Thanks Alexander
I think it would really be great if there would be an additional step to
the 'extraction' framework which would basically remove invalid triples.
There will always be some errors of this kind in Wikipedia and the only way
I see it solved in Dbpedia is to check each triple and then publish only
the valid entries.
Cheers
Danica
On 5 December 2011 16:16, Aleksander Pohl <[email protected]> wrote:
> 05.12.2011 16:58, Danica Damljanovic:
> > Hi everybody
> >
> > I wanted to create my own local repository for English version of
> > dbpedia 3.7 and downloaded all files
> > from http://downloads.dbpedia.org/3.7/en/
> >
> > (I am using the latest sesame and owlim to do this)
> >
> > It seems that mappingbased_properties_en.nt file has many problems, and
> > the main one is that non-URI strings are between "<" and ">" making the
> > parser throw an exception as things such as
> > <?>
> > are not a valid URI.
> >
> > Other examples are many URLs that do not start with http:// but still
> > are between "<" and ">" such as in
> > <http://dbpedia.org/resource/Lee_County,_Florida>
> > <http://xmlns.com/foaf/0.1/homepage> <www.lee-county.com/
> > <http://www.lee-county.com/>> . (line 164 177)
> >
> > I wonder what is the best way to solve this problem. I was optimistic at
> > the beginning and started doing 'replace all' to correct some of the
> > URIs but then it turns out that the problem can not really be reduced to
> > a bunch of patterns easily. for example, there are 'links' to webpages
> > which do not even start with 'www' but they are clearly a URL (e.g.

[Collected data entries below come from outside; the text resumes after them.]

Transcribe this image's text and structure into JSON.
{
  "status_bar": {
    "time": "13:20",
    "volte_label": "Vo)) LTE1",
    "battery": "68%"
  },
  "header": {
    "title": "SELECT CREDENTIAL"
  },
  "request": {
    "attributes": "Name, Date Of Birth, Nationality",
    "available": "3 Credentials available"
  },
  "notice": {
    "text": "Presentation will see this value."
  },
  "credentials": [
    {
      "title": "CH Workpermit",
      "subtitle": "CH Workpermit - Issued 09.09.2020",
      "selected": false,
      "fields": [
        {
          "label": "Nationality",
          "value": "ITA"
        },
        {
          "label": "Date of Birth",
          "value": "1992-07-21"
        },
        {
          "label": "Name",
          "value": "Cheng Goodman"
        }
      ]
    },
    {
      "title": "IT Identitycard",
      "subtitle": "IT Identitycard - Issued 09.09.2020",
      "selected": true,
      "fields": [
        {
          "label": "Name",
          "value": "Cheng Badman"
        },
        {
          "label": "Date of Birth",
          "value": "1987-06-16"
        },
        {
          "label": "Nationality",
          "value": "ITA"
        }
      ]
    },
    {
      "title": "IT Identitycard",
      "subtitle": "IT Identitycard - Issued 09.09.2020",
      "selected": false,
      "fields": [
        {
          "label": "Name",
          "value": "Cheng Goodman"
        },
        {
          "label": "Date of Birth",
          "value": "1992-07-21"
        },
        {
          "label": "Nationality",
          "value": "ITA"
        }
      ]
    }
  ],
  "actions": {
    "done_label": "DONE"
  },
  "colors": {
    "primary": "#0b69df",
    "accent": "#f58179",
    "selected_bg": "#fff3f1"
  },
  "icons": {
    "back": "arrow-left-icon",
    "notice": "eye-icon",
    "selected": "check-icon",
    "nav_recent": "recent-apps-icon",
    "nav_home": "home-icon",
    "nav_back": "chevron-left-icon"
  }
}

> > <ayat-algormezi.blogspot.com <http://ayat-algormezi.blogspot.com>>). One
> > common exception is this:
> I had similar problem with the Polish DBpedia - the problem is in the
> source data, i.e. - some of the links are invalid in Wikipedia. I don't
> have any - replace_it_all solution, but you should file a bug for
> DBpedia extractor demanding to check if the extracted URIs are valid and
> not passing them to the output, if they are not.
>
> Regarding a short-cut solution to your problem - I would pass the
> invalid input data via a script in Python or Ruby and leave only these
> entries which have valid URIs.
>
> Cheers,
> Aleksander
>
>
> ------------------------------------------------------------------------------
> All the data continuously generated in your IT infrastructure
> contains a definitive record of customers, application performance,
> security threats, fraudulent activity, and more. Splunk takes this
> data and makes sense of it. IT sense. And common sense.
> http://p.sf.net/sfu/splunk-novd2d
> _______________________________________________
> Dbpedia-discussion mailing list
> [email protected]
> https://lists.sourceforge.net/lists/listinfo/dbpedia-discussion
>
--
Best,
Danica Damljanovic, PhD
Research Associate
GATE team http://gate.ac.uk
Natural Language Processing Group
University of Sheffield
http://www.dcs.shef.ac.uk/~danica
------------------------------------------------------------------------------
All the data continuously generated in your IT infrastructure
contains a definitive record of customers, application performance,
security threats, fraudulent activity, and more. Splunk takes this
data and makes sense of it. IT sense. And common sense.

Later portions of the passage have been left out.